Despite this, I found myself sympathizing with him. This is unsettling.It was hard to get past through the beautiful prose penned by Nobokov to be able to understand the story. The novel was perverse, true, but not obscene.
In similar works, one need only get past through the sex to be able to understand the plot. However, in Lolita, one has to get past the language, which is made more daunting by the fact that the story is written by an unreliable author, in order to understand the story. Humbert narrates the story influenced by his own biases and by his own perceptions and emotions about the scenes and sometimes, even without real knowledge what is really happening. This leaves readers skeptic about the development of the story yet what keeps readers stick to following it is the sympathy towards the narrator because of his helplessness in his feelings for the heroine, and the flamboyant language employed by Nabokov.
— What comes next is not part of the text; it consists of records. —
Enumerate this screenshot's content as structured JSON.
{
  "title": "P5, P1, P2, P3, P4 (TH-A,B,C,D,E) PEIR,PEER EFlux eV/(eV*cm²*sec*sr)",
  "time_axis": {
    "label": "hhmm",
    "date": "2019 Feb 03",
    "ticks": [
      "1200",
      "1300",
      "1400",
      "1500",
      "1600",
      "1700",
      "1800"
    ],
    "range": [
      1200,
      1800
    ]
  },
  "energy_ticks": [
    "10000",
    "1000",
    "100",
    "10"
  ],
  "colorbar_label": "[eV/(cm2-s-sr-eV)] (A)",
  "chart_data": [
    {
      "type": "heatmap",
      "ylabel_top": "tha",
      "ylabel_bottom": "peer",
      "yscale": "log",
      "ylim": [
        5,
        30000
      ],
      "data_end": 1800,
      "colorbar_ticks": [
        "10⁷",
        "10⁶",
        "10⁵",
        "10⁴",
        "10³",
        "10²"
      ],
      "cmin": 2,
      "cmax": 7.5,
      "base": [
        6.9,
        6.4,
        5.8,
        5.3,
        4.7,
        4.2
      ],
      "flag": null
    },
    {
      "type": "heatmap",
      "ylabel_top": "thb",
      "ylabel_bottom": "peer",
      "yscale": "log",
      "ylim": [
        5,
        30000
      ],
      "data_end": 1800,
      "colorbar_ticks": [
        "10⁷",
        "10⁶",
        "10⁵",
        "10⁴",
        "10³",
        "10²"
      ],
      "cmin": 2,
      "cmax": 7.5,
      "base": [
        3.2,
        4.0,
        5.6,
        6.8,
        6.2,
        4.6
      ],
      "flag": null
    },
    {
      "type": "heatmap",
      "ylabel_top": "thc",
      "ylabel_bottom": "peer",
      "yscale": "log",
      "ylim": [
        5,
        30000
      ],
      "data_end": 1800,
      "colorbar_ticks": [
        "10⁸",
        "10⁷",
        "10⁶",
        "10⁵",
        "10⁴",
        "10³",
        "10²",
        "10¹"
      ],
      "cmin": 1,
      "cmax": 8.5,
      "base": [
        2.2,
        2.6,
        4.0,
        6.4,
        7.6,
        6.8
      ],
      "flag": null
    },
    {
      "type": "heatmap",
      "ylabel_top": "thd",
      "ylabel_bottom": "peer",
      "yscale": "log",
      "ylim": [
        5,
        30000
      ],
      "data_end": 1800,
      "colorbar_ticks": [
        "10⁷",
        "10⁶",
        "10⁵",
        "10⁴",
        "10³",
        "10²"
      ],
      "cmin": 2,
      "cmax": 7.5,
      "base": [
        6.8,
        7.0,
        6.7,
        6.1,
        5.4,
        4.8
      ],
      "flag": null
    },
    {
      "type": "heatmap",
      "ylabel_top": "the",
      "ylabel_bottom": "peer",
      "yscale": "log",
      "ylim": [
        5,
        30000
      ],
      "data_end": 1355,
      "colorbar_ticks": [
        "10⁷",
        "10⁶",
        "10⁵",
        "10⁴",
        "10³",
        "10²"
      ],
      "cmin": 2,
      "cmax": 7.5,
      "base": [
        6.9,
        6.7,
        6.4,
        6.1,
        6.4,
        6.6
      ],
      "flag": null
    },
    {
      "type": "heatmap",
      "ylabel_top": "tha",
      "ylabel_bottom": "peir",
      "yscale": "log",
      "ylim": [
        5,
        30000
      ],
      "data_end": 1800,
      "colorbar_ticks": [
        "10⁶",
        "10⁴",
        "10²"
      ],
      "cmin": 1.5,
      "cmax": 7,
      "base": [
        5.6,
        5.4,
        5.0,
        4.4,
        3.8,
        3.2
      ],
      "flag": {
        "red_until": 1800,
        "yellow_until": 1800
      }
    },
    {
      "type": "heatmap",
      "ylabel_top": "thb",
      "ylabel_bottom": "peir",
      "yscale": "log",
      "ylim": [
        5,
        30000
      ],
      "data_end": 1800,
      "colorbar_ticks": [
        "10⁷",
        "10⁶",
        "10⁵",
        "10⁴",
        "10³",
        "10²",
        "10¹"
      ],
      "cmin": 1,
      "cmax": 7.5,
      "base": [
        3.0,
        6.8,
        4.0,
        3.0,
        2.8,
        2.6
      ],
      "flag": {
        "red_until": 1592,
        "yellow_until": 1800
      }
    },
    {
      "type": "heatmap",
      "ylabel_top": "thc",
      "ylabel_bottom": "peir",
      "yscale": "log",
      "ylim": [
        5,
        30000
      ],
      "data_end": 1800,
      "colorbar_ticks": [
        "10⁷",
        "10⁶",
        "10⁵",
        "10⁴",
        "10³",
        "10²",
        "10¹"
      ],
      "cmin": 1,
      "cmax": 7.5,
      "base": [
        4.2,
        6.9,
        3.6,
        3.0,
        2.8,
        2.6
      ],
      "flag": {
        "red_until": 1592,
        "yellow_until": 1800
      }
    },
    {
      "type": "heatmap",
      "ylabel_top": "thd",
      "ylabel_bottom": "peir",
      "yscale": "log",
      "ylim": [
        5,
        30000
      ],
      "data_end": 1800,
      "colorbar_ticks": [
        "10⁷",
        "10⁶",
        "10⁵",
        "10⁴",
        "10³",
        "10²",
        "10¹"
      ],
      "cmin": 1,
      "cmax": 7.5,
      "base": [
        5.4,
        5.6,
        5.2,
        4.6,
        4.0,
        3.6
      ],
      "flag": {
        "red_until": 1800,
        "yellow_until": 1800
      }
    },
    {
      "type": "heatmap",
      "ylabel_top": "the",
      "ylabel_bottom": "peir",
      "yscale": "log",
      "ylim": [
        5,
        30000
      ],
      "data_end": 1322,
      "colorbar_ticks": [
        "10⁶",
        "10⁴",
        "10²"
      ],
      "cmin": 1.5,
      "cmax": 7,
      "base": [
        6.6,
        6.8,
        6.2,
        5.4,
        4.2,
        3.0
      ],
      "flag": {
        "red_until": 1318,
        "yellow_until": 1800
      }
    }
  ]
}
Though the book was written from the narrator’s point of view, the readers can not help but recognize certain glimpses of the author present in the book as if it was the author really who was developing the story. Indeed at times, when Humbert is saying one thing, the readers could sense that the author is saying another, which is sometimes the complete opposite, making up certain complications and unreassuring feelings of from where is the story being told.